Write $P_1 = (a_0:a_1:a_2), P_2 = (b_0:b_1:b_2), P_3 = (c_0:c_1:c_2)$, and let $B$ be the matrix whose columns are $P_1, P_2, P_3$: \begin{align*} B = \begin{pmatrix} | & | & |\\ P_1 & P_2 & P_3\\ | & | & | \end{pmatrix} = \begin{pmatrix} a_0 & b_0 & c_0\\ a_1 & b_1 & c_1\\ a_2 & b_2 & c_2 \end{pmatrix} \, . \end{align*} Then $B$ takes $e_i$ to $P_i$. Assuming $P_1, P_2, P_3$ are not collinear, then $B$ is invertible. Letting $A = B^{-1}$, then $A$ takes $P_i$ to $e_i$ for all $i$. Thus the map \begin{align*} \varphi: \P^2 &\to \P^2\\ \begin{pmatrix} x\\ y\\ z \end{pmatrix} &\mapsto A \begin{pmatrix} x\\ y\\ z \end{pmatrix} \, , \end{align*} or written in coordinates, $$ \varphi(x:y:z) = (A_{11} x + A_{12} y + A_{13} z : A_{21} x + A_{22} y + A_{23} z : A_{31} x + A_{32} y + A_{33} z) \, , $$ is an automorphism taking $P_i \mapsto e_i$ for $i = 1,2,3$. Or put differently, letting \begin{align*} X &= A_{11} x + A_{12} y + A_{13} z\\ Y &= A_{21} x + A_{22} y + A_{23} z\\ Z &= A_{31} x + A_{32} y + A_{33} z \end{align*} then the coordinates of $P_1, P_2, P_3$ with respect to the projective coordinates $X,Y,Z$ are $(1:0:0), (0:1:0), (0:0:1)$, respectively.

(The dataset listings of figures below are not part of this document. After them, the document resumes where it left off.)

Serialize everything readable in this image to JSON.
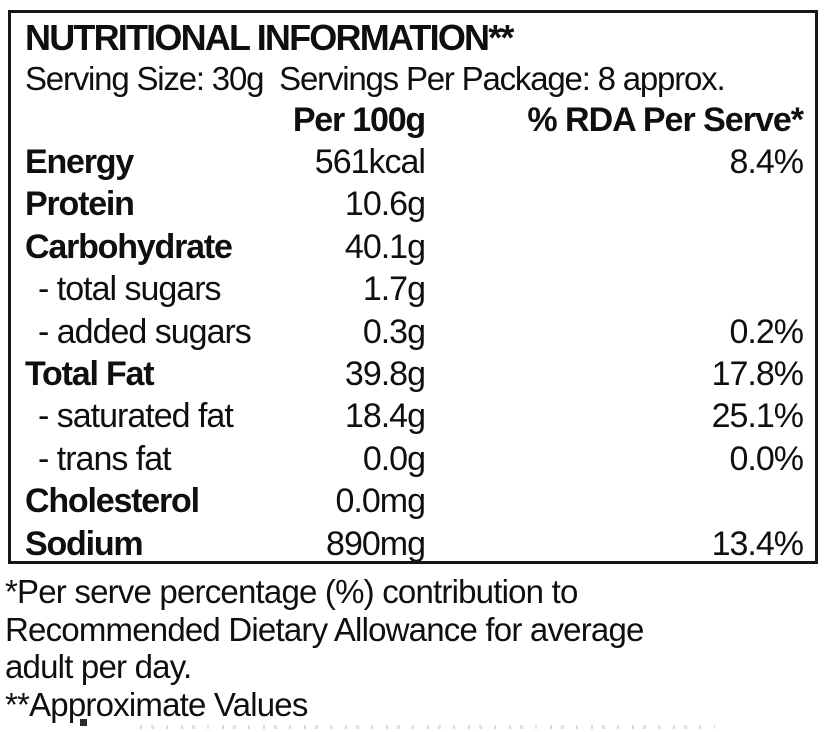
{
  "panel": {
    "title": "NUTRITIONAL INFORMATION**",
    "serving_info": "Serving Size: 30g  Servings Per Package: 8 approx."
  },
  "table": {
    "columns": {
      "nutrient_header": "",
      "amount_header": "Per 100g",
      "rda_header": "% RDA Per Serve*"
    },
    "rows": [
      {
        "label": "Energy",
        "amount": "561kcal",
        "rda": "8.4%",
        "emphasis": true,
        "indent": false
      },
      {
        "label": "Protein",
        "amount": "10.6g",
        "rda": "",
        "emphasis": true,
        "indent": false
      },
      {
        "label": "Carbohydrate",
        "amount": "40.1g",
        "rda": "",
        "emphasis": true,
        "indent": false
      },
      {
        "label": "- total sugars",
        "amount": "1.7g",
        "rda": "",
        "emphasis": false,
        "indent": true
      },
      {
        "label": "- added sugars",
        "amount": "0.3g",
        "rda": "0.2%",
        "emphasis": false,
        "indent": true
      },
      {
        "label": "Total Fat",
        "amount": "39.8g",
        "rda": "17.8%",
        "emphasis": true,
        "indent": false
      },
      {
        "label": "- saturated fat",
        "amount": "18.4g",
        "rda": "25.1%",
        "emphasis": false,
        "indent": true
      },
      {
        "label": "- trans fat",
        "amount": "0.0g",
        "rda": "0.0%",
        "emphasis": false,
        "indent": true
      },
      {
        "label": "Cholesterol",
        "amount": "0.0mg",
        "rda": "",
        "emphasis": true,
        "indent": false
      },
      {
        "label": "Sodium",
        "amount": "890mg",
        "rda": "13.4%",
        "emphasis": true,
        "indent": false
      }
    ]
  },
  "footnotes": {
    "rda_note_lines": [
      "*Per serve percentage (%) contribution to",
      "Recommended Dietary Allowance for average",
      "adult per day."
    ],
    "approx_note": "**Approximate Values"
  },
  "colors": {
    "text": "#0f0f0f",
    "border": "#161616",
    "background": "#ffffff"
  }
}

(2) We're trying to determine the coordinate ring of the affine conic $W \subseteq \mathbb{A}^2$. Considering $\mathbb{A}^2 \subseteq \P^2$ and taking the closure $\overline{W}$ of $W$ in $\P^2$, by the previous part, we have an isomorphism $\varphi: \overline{W} \overset{\sim}{\to} C$, where $C \subseteq \P^2$ is the conic $C: xy+yz+zx=0$. We can recover $W$ from $\overline{W}$ by removing the points at infinity, i.e., the points of intersection of $\overline{W}$ with the line $z=0$ at infinity. By Bézout's Theorem, $\overline{W}$ intersects $z=0$ in $2$ points, counted with multiplicity, so either $1$ or $2$ points. Thus $W = \overline{W} \setminus \{Q_1, Q_2\}$ or $W = \overline{W} \setminus \{Q_1\}$. Letting $R_i = \varphi(Q_i)$ for $i=1,2$, then restricting $\varphi$ yields an isomorphism $W \overset{\sim}{\to} C \setminus \{R_1, R_2\}$ or $W \overset{\sim}{\to} C \setminus \{R_1\}$.

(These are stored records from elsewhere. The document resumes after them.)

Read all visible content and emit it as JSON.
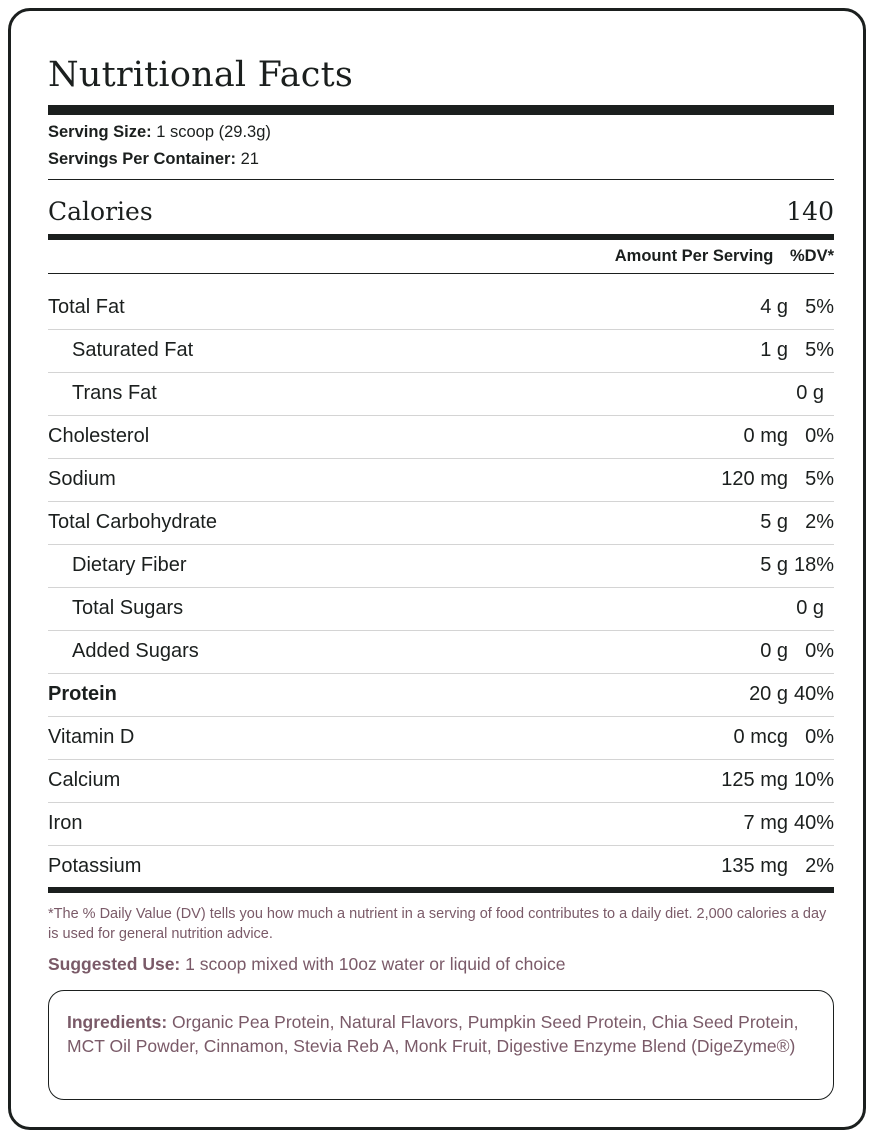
{
  "title": "Nutritional Facts",
  "serving": {
    "size_label": "Serving Size:",
    "size_value": "1 scoop (29.3g)",
    "per_container_label": "Servings Per Container:",
    "per_container_value": "21"
  },
  "calories": {
    "label": "Calories",
    "value": "140"
  },
  "header": {
    "amount": "Amount Per Serving",
    "dv": "%DV*"
  },
  "nutrients": [
    {
      "name": "Total Fat",
      "amount": "4 g",
      "dv": "5%"
    },
    {
      "name": "Saturated Fat",
      "amount": "1 g",
      "dv": "5%"
    },
    {
      "name": "Trans Fat",
      "amount": "0 g",
      "dv": ""
    },
    {
      "name": "Cholesterol",
      "amount": "0 mg",
      "dv": "0%"
    },
    {
      "name": "Sodium",
      "amount": "120 mg",
      "dv": "5%"
    },
    {
      "name": "Total Carbohydrate",
      "amount": "5 g",
      "dv": "2%"
    },
    {
      "name": "Dietary Fiber",
      "amount": "5 g",
      "dv": "18%"
    },
    {
      "name": "Total Sugars",
      "amount": "0 g",
      "dv": ""
    },
    {
      "name": "Added Sugars",
      "amount": "0 g",
      "dv": "0%"
    },
    {
      "name": "Protein",
      "amount": "20 g",
      "dv": "40%"
    },
    {
      "name": "Vitamin D",
      "amount": "0 mcg",
      "dv": "0%"
    },
    {
      "name": "Calcium",
      "amount": "125 mg",
      "dv": "10%"
    },
    {
      "name": "Iron",
      "amount": "7 mg",
      "dv": "40%"
    },
    {
      "name": "Potassium",
      "amount": "135 mg",
      "dv": "2%"
    }
  ],
  "footnote": "*The % Daily Value (DV) tells you how much a nutrient in a serving of food contributes to a daily diet. 2,000 calories a day is used for general nutrition advice.",
  "suggested_use": {
    "label": "Suggested Use:",
    "value": "1 scoop mixed with 10oz water or liquid of choice"
  },
  "ingredients": {
    "label": "Ingredients:",
    "value": "Organic Pea Protein, Natural Flavors, Pumpkin Seed Protein, Chia Seed Protein, MCT Oil Powder, Cinnamon, Stevia Reb A, Monk Fruit, Digestive Enzyme Blend (DigeZyme®)"
  },
  "colors": {
    "text": "#1b1f1e",
    "muted": "#7a5a68",
    "divider": "#d4d4d4"
  }
}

Now over an algebraically closed field, every conic is isomorphic to $\P^1$. (Fix a point on the conic and consider the pencil of lines through this point, or see this post.) Denote this isomorphism by $\psi: C \overset{\sim}{\to} \P^1$. By post-composing with an automorphism of $\P^1$, we can assume that $R_1, R_2$ map to $\infty, 0$, or $R_1$ maps to $\infty$ under $\psi$. Composing the restrictions of $\varphi$ and $\psi$, we obtain either an isomorphism $\psi \circ \varphi: W \overset{\sim}{\to} \P^1 \setminus \{0, \infty\} \cong \mathbb{A}^1 \setminus \{0\}$ or $\psi \circ \varphi: W \overset{\sim}{\to} \P^1 \setminus \{\infty\} \cong \mathbb{A}^1$. These varieties have coordinate rings $k[x,1/x]$ and $k[x]$, respectively.
(3) Yes, this is true, although a degree $2$ hypersurface in $\P^n$ is usually called a quadric hypersurface, not a conic, when $n \geq 3$. See this post for a proof.